While the U.S. government deliberates over possibly military action against Syria, we as Catholics have the opportunity to re-familiarize ourselves with the Church’s teaching on what makes a war just. Below is a helpful summary by Fr. William Saunders from the Jan/Feb 2002 issue of Lay Witness magazine.
-The war must confront an unquestioned danger. St. Augustine, quoted by St. Thomas, said, “A just war is apt to be described as one that avenges wrongs, when a nation or state has to be punished, for refusing to make amends for the wrongs inflicted by its subjects, or to restore what it has seized unjustly.” The Catechism says that “the damage inflicted by the aggressor on the nation or community of nations must be lasting, grave, and certain” (no. 2309).

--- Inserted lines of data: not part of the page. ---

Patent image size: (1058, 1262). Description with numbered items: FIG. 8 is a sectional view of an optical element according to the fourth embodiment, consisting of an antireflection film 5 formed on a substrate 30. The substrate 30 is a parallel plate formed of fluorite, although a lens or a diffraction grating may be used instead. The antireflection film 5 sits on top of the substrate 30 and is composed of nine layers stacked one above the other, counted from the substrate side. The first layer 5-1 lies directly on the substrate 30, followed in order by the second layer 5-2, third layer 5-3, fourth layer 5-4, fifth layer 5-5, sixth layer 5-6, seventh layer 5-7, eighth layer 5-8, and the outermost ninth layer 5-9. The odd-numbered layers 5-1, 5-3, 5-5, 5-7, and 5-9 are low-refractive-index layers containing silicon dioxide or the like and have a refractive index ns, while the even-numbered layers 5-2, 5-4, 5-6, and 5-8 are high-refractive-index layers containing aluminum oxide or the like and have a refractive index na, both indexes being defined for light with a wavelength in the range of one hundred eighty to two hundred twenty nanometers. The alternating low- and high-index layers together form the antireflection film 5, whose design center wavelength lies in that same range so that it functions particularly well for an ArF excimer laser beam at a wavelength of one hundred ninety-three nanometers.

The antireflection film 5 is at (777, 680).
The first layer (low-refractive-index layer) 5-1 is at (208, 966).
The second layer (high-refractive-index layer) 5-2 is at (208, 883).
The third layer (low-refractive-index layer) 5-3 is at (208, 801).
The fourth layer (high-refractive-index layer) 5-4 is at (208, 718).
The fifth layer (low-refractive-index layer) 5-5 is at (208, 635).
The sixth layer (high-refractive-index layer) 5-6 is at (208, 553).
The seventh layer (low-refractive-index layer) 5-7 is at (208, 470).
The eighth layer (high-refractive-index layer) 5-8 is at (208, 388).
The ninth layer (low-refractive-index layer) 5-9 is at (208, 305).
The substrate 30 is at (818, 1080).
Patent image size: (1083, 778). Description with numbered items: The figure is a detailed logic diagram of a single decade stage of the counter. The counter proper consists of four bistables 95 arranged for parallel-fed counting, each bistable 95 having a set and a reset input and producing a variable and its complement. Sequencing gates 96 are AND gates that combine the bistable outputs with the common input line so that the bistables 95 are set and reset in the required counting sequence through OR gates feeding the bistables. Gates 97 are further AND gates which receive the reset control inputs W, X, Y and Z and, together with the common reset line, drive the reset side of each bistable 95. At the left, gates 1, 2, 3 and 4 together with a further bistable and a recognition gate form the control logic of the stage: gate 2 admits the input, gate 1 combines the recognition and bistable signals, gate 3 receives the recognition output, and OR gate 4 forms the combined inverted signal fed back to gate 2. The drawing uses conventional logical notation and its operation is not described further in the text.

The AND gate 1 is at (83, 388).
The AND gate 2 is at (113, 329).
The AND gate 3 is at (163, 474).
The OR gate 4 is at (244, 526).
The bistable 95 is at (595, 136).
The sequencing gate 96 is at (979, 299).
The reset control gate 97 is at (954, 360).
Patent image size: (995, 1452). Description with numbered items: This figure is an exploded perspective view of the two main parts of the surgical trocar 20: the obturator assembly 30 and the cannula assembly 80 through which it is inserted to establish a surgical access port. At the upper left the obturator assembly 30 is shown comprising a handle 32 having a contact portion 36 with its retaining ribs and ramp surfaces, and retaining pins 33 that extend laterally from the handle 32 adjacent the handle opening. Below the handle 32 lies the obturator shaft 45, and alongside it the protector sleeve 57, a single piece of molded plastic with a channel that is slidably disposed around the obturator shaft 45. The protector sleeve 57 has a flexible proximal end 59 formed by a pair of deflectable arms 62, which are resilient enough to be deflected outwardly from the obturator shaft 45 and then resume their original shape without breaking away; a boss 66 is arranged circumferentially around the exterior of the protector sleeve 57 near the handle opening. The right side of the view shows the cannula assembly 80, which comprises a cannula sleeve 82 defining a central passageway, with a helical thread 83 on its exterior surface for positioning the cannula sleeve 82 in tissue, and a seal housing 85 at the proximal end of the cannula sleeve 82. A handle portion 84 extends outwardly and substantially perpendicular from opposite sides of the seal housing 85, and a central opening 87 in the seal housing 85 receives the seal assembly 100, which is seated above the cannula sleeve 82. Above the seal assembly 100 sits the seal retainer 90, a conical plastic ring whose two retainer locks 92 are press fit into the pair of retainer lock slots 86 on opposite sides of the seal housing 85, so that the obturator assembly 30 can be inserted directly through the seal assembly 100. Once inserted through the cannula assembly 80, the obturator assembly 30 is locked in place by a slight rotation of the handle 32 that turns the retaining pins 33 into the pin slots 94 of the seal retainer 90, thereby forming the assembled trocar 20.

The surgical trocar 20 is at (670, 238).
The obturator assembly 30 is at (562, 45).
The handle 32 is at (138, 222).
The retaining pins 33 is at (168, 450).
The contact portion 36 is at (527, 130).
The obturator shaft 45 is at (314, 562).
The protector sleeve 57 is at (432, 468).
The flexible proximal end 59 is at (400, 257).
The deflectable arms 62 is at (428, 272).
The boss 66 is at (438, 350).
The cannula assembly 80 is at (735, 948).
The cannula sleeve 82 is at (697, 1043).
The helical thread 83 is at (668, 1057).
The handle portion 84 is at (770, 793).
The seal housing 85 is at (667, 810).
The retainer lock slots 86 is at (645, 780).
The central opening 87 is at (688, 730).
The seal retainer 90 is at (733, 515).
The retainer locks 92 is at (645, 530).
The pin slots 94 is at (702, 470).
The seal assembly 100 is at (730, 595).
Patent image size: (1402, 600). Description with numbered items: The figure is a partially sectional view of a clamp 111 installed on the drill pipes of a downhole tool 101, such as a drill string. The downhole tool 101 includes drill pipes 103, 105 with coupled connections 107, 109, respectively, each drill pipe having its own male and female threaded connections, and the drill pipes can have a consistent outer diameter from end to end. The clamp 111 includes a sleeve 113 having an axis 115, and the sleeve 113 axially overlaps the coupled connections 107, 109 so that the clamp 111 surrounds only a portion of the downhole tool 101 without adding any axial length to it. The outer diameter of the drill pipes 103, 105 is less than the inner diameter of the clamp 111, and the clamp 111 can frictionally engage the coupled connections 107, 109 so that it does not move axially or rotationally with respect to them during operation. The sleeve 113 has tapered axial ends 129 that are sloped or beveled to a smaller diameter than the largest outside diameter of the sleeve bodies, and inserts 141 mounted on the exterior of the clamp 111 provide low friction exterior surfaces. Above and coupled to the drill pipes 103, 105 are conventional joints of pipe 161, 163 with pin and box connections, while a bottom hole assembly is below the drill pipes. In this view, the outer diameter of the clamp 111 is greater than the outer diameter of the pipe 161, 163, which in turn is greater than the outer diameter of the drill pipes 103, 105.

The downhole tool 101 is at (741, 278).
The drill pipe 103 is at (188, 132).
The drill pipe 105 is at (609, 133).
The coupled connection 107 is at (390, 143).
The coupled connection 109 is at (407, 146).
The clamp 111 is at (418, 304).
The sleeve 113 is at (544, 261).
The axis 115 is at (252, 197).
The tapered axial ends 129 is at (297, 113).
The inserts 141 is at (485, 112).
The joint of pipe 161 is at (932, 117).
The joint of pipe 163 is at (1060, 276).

-The legitimate authority must decide if war is necessary and must be acting on behalf of the people.
-The reasons for declaring the war must be based on just objectives and not a masking of ulterior motives. St. Thomas taught that the right intention is essential “so that they intend the advancement of good or the avoidance of evil.” St. Augustine also noted, “True religion looks upon as peaceful those wars that are waged not for motives of aggrandizement or cruelty, but with the object of securing peace or punishing evildoers, and of uplifting the good.” An evil intention (such as to destroy a race or to absorb another nation) can turn a legitimately declared war waged for just cause into a wrongful act.
-All reasonable peaceful alternatives must have been exhausted or deemed impractical or ineffective. The contentious parties must strive to resolve their differences peacefully before engaging in war, which can be done through negotiation, mediation, or even embargoes. Here, too, we see the value of an international mediating body, such as the United Nations.
-The good that is achieved by waging war must not be outweighed by the harm. What good is it to wage war if it leaves the country in total devastation with no real victor? Modern means of warfare give great weight to this criterion insofar as weapons of mass destruction make for a real possibility of a devastating, disproportionate response.
Probability of success
-The achievement of the war’s purpose must have a reasonable chance of success. If a country can meet the above criteria, then it may justly enter war. Further, a country could come to the assistance of another country that is not able to defend itself provided these criteria are met.